Much of the third section of the book focuses on fear as seen through the eyes of a mother, how we relearn old fears in new ways as parents. “The text message says: The night was white. / Its OK. / Everyone is safe. // But no one is safe,” writes Neve-Midbar in “Mother Lament,” later adding,

We mothers can do nothing

But hold each other across the divide

Of your shrouded bodies.

This portion of the book, focused on children, is especially strong in its emotional evocation. The poem “Searching For Our Stolen Sons” reads as an elegy, harkening to the crucifixion by quoting the words of Christ: “…Hashem, Hashem, why / have you forsaken me?” With this allusion to a sacrificed son, Neve-Midbar unites our mourning with an iconic motherly grief. Dogs are lingering, looking for bodies. Mary is watching, waiting, as her son dies on the cross. Neve-Midbar is examining both the well-known and the overlooked. By highlighting the loss of life in unexpected, chaotic moments of routine living, she enjoins us in her vigilance.

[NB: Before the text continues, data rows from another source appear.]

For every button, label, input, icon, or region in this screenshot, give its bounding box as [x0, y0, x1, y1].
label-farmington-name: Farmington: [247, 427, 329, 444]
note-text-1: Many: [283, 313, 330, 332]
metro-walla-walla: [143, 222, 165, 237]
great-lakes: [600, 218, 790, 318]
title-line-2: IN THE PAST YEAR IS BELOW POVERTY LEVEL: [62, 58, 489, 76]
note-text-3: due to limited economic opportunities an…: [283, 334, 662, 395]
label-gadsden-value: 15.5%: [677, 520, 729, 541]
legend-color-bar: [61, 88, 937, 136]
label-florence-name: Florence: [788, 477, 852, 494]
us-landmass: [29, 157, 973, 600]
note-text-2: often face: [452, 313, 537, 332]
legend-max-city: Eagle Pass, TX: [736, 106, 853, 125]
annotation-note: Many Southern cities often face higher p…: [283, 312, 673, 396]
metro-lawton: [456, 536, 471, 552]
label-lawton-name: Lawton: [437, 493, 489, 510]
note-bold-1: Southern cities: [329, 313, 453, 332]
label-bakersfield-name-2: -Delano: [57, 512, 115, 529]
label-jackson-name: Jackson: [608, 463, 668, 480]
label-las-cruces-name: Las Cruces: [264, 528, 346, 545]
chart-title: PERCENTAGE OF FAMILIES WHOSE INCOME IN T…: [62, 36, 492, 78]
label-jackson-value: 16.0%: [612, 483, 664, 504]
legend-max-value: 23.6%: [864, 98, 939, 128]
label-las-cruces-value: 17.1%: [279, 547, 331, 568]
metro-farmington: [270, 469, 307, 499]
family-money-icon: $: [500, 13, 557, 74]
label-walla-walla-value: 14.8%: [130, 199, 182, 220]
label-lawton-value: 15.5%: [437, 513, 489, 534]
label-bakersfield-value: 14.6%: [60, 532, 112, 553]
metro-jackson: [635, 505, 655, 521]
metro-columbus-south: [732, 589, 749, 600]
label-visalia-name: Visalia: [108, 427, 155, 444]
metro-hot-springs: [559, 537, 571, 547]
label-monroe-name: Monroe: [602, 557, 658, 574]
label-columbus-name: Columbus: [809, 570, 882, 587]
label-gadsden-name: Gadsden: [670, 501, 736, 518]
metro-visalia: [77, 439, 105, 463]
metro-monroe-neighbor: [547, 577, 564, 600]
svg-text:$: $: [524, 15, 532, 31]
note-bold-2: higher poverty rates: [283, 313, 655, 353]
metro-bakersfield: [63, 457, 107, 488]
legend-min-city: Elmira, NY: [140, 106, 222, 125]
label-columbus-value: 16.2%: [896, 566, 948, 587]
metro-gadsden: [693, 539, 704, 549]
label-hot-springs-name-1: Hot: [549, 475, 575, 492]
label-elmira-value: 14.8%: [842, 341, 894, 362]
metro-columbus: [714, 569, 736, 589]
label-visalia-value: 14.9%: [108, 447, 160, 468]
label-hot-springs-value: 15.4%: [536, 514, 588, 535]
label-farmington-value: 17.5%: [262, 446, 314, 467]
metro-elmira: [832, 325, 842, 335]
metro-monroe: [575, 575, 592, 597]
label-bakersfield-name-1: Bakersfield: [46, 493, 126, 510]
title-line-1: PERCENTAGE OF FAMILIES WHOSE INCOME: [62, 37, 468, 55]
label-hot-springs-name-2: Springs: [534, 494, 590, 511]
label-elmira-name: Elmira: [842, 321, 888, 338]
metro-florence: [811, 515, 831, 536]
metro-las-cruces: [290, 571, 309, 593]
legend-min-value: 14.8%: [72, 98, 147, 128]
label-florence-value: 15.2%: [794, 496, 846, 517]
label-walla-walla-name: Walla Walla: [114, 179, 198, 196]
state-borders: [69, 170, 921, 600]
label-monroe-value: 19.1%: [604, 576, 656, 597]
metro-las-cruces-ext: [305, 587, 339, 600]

Bright curiosity and unearthing underscore many of Neve-Midbar’s poems, and the book concludes with a “Coda” comprised of letter fragments about life in Israel that leave the reader with additional questions about her experiences there, a hunger to know more about the strangeness of a delicate and brutal world she has created in verse. Out of the pieces of an uneasy peace and conflict, laced with suffering, Neve-Midbar endeavors to create longing and splendor that punctuates the lives of both Palestinians and Israelis. 

In “Life Lessons,” Neve-Midbar offers the advice of the landscape:

And here’s the thing they never taught you:

To leave behind only

What can be gathered and buried,



Here is exactly what you were taught:

To allow those around you

To survive

While you hold

The grenade to your belly

As if it was your own cold heart.

More than anything, the poetry in Salaam of Birds urges us to closer observation—witness—as well as survival, calling readers through depictions of blood and death to the exuberance of living amid peril and strife. All the while, Neve-Midbar emphasizes the liminality of life among the increasing lists of dead and dying. The reader is left with questions about not only her homeland, but what it means to reconcile life as both subtle and extraordinary. What fleeting glimpses of the sublime lurk in the dark corners of our day-to-day experiences, and how does the observation of beauty amidst such prolific pain define who we are?